Claudia Sheinbaum, presidenta de México, apareció ante una multitud de medios de comunicación en la Fira de Barcelona, donde participó en la IV Reunión en Defensa de la Democracia. En su primera visita oficial a Europa, destacó la relevancia de la cumbre y citó a Abraham Lincoln, subrayando que “la democracia es el poder del pueblo, por el pueblo y para el pueblo”. Ante las consultas sobre la crisis diplomática con España, Sheinbaum aseguró que “no hay crisis diplomática, nunca la ha habido”, haciendo hincapié en el reconocimiento de la fuerza de los pueblos originarios en su país.
A las 10 de la mañana, se produjo un encuentro muy esperado entre la mandataria mexicana y el presidente del Gobierno español, Pedro Sánchez. Este primer contacto de alto nivel en ocho años ocurrió tras una carta de disculpas que envió en 2019 el anterior presidente mexicano, Andrés Manuel López Obrador, al Rey de España por los abusos cometidos durante la conquista. La interacción entre ambos líderes, quienes posaron sonrientes para las cámaras, representó un paso hacia la reconciliación en las relaciones bilaterales.
Posteriormente, Sheinbaum y Sánchez sostuvieron una reunión privada de más de media hora, donde abordaron temas relevantes para ambos países. Sheinbaum mencionó que discutieron la importancia de reconocer la Conquista y la llegada de los españoles, así como el compromiso de continuar el reconocimiento de los pueblos originarios. También se mostró optimista sobre el diálogo, haciendo referencia a declaraciones pasadas de Felipe VI respecto a los abusos históricos.
Durante la recepción oficial, la presidenta mexicana propuso que la próxima cumbre de líderes progresistas se realice en México, un gesto acogido por Sánchez, quien confirmó que el encuentro se llevará a cabo en 2027 en tierras mexicanas. Este anuncio marcó otro avance en la relación entre ambos mandatarios.

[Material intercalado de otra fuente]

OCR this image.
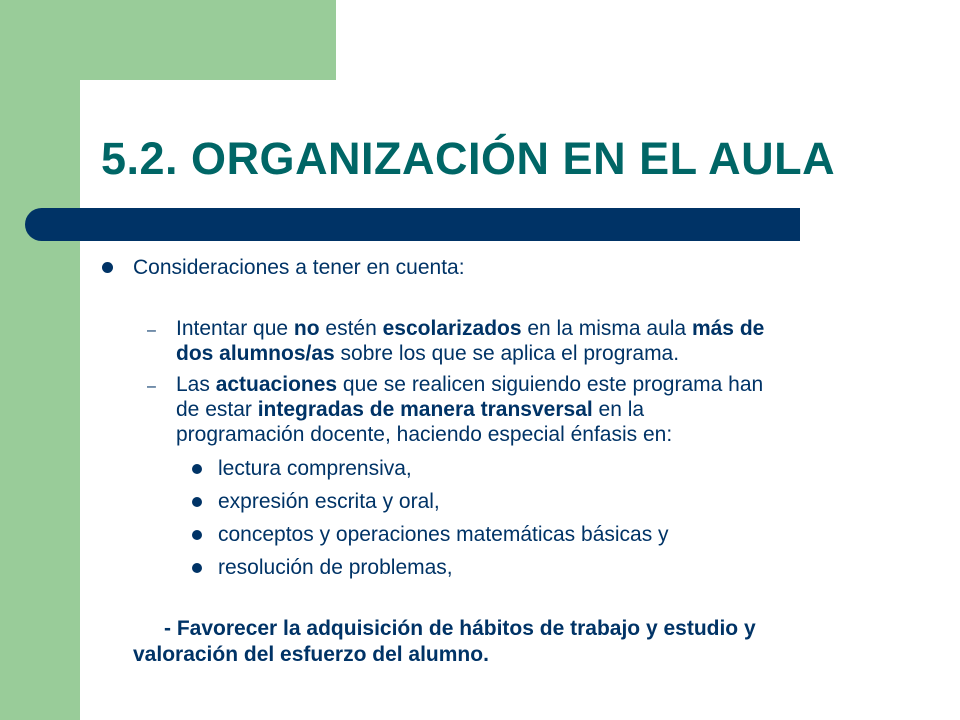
5.2. ORGANIZACIÓN EN EL AULA
Consideraciones a tener en cuenta:
– Intentar que no estén escolarizados en la misma aula más de
dos alumnos/as sobre los que se aplica el programa.
– Las actuaciones que se realicen siguiendo este programa han
de estar integradas de manera transversal en la
programación docente, haciendo especial énfasis en:
lectura comprensiva,
expresión escrita y oral,
conceptos y operaciones matemáticas básicas y
resolución de problemas,
- Favorecer la adquisición de hábitos de trabajo y estudio y
valoración del esfuerzo del alumno.
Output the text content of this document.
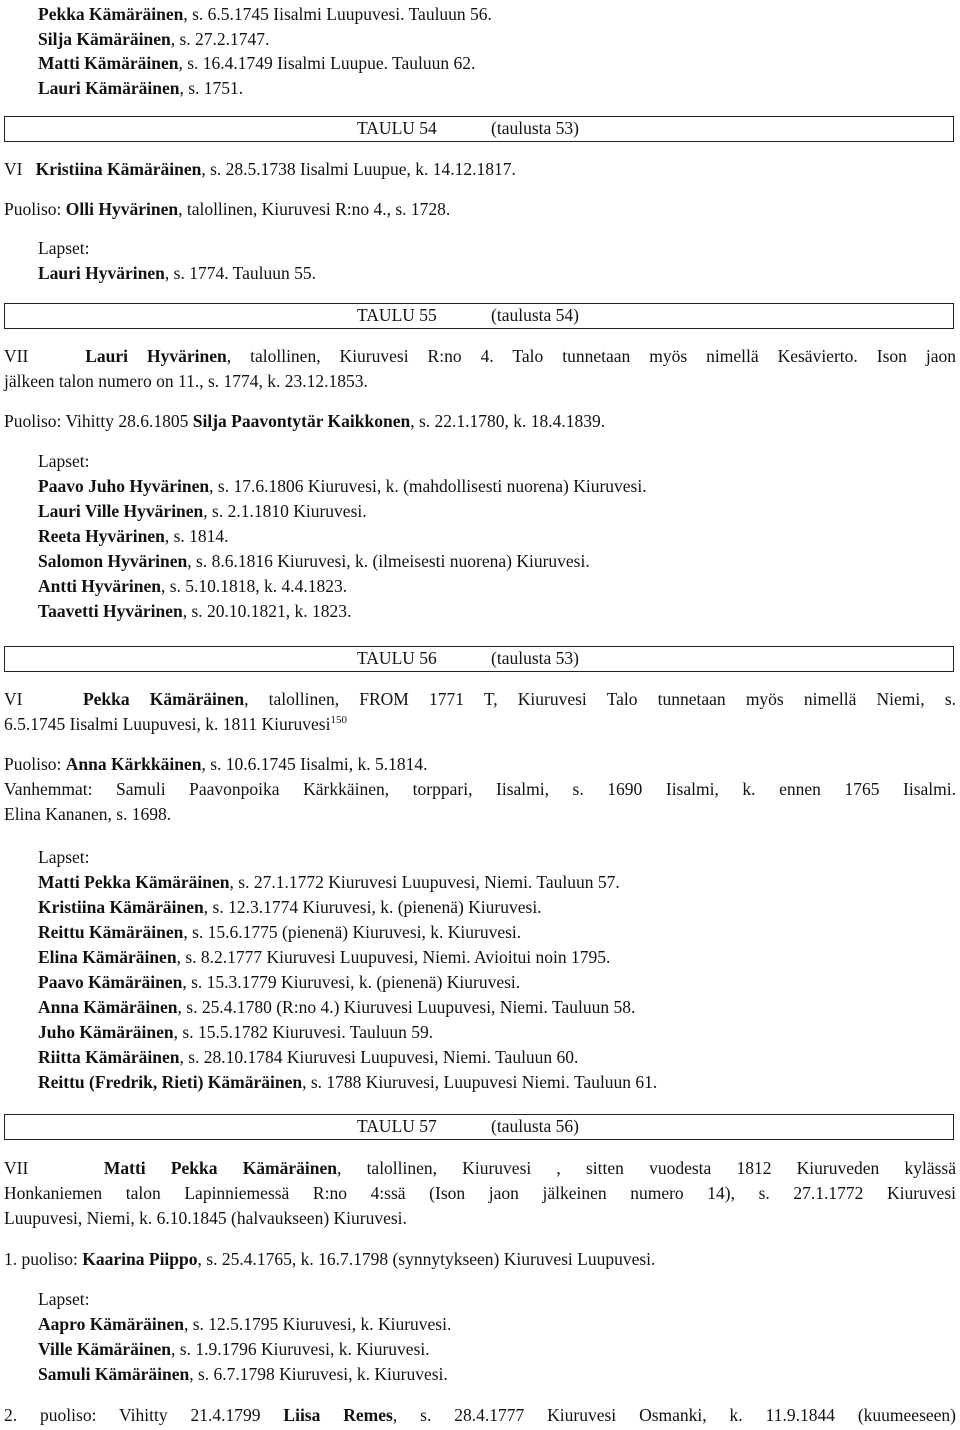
Pekka Kämäräinen, s. 6.5.1745 Iisalmi Luupuvesi. Tauluun 56.
Silja Kämäräinen, s. 27.2.1747.
Matti Kämäräinen, s. 16.4.1749 Iisalmi Luupue. Tauluun 62.
Lauri Kämäräinen, s. 1751.
TAULU 54	(taulusta 53)
VI Kristiina Kämäräinen, s. 28.5.1738 Iisalmi Luupue, k. 14.12.1817.
Puoliso: Olli Hyvärinen, talollinen, Kiuruvesi R:no 4., s. 1728.
Lapset:
Lauri Hyvärinen, s. 1774. Tauluun 55.
TAULU 55	(taulusta 54)
VII	Lauri Hyvärinen, talollinen, Kiuruvesi R:no 4. Talo tunnetaan myös nimellä Kesävierto. Ison jaon
jälkeen talon numero on 11., s. 1774, k. 23.12.1853.
Puoliso: Vihitty 28.6.1805 Silja Paavontytär Kaikkonen, s. 22.1.1780, k. 18.4.1839.
Lapset:
Paavo Juho Hyvärinen, s. 17.6.1806 Kiuruvesi, k. (mahdollisesti nuorena) Kiuruvesi.
Lauri Ville Hyvärinen, s. 2.1.1810 Kiuruvesi.
Reeta Hyvärinen, s. 1814.
Salomon Hyvärinen, s. 8.6.1816 Kiuruvesi, k. (ilmeisesti nuorena) Kiuruvesi.
Antti Hyvärinen, s. 5.10.1818, k. 4.4.1823.
Taavetti Hyvärinen, s. 20.10.1821, k. 1823.
TAULU 56	(taulusta 53)
VI	Pekka Kämäräinen, talollinen, FROM 1771 T, Kiuruvesi Talo tunnetaan myös nimellä Niemi, s.
6.5.1745 Iisalmi Luupuvesi, k. 1811 Kiuruvesi$^{150}$
Puoliso: Anna Kärkkäinen, s. 10.6.1745 Iisalmi, k. 5.1814.
Vanhemmat: Samuli Paavonpoika Kärkkäinen, torppari, Iisalmi, s. 1690 Iisalmi, k. ennen 1765 Iisalmi.
Elina Kananen, s. 1698.
Lapset:
Matti Pekka Kämäräinen, s. 27.1.1772 Kiuruvesi Luupuvesi, Niemi. Tauluun 57.
Kristiina Kämäräinen, s. 12.3.1774 Kiuruvesi, k. (pienenä) Kiuruvesi.
Reittu Kämäräinen, s. 15.6.1775 (pienenä) Kiuruvesi, k. Kiuruvesi.
Elina Kämäräinen, s. 8.2.1777 Kiuruvesi Luupuvesi, Niemi. Avioitui noin 1795.
Paavo Kämäräinen, s. 15.3.1779 Kiuruvesi, k. (pienenä) Kiuruvesi.
Anna Kämäräinen, s. 25.4.1780 (R:no 4.) Kiuruvesi Luupuvesi, Niemi. Tauluun 58.
Juho Kämäräinen, s. 15.5.1782 Kiuruvesi. Tauluun 59.
Riitta Kämäräinen, s. 28.10.1784 Kiuruvesi Luupuvesi, Niemi. Tauluun 60.
Reittu (Fredrik, Rieti) Kämäräinen, s. 1788 Kiuruvesi, Luupuvesi Niemi. Tauluun 61.
TAULU 57	(taulusta 56)
VII	Matti Pekka Kämäräinen, talollinen, Kiuruvesi , sitten vuodesta 1812 Kiuruveden kylässä
Honkaniemen talon Lapinniemessä R:no 4:ssä (Ison jaon jälkeinen numero 14), s. 27.1.1772 Kiuruvesi
Luupuvesi, Niemi, k. 6.10.1845 (halvaukseen) Kiuruvesi.
1. puoliso: Kaarina Piippo, s. 25.4.1765, k. 16.7.1798 (synnytykseen) Kiuruvesi Luupuvesi.
Lapset:
Aapro Kämäräinen, s. 12.5.1795 Kiuruvesi, k. Kiuruvesi.
Ville Kämäräinen, s. 1.9.1796 Kiuruvesi, k. Kiuruvesi.
Samuli Kämäräinen, s. 6.7.1798 Kiuruvesi, k. Kiuruvesi.
2. puoliso: Vihitty 21.4.1799 Liisa Remes, s. 28.4.1777 Kiuruvesi Osmanki, k. 11.9.1844 (kuumeeseen)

En su discurso inicial en la cumbre, Sheinbaum enfatizó la solidaridad del pueblo mexicano, resaltando la resistencia ante el individualismo y la discriminación. “Vengo de un pueblo que reconoce su origen en las grandes culturas originarias… que nunca fueron derrotadas”, afirmó, recordando la historia y la dignidad de las comunidades indígenas.
La presidenta también abordó la política exterior de México, manifestando que el país ha defendido principios de respeto a la autodeterminación, no intervención y solución pacífica de controversias a lo largo de sus 100 años de historia. En un contexto de crisis global, Sheinbaum abogó por el diálogo y la paz, proponiendo que el 10% del gasto mundial en armamento se destine a programas de reforestación.
Sheinbaum concluyó su intervención instando a elevar el amor sobre el odio y la fraternidad por encima de la guerra, promoviendo un enfoque de diversidad y solidaridad para enfrentar los retos políticos del futuro.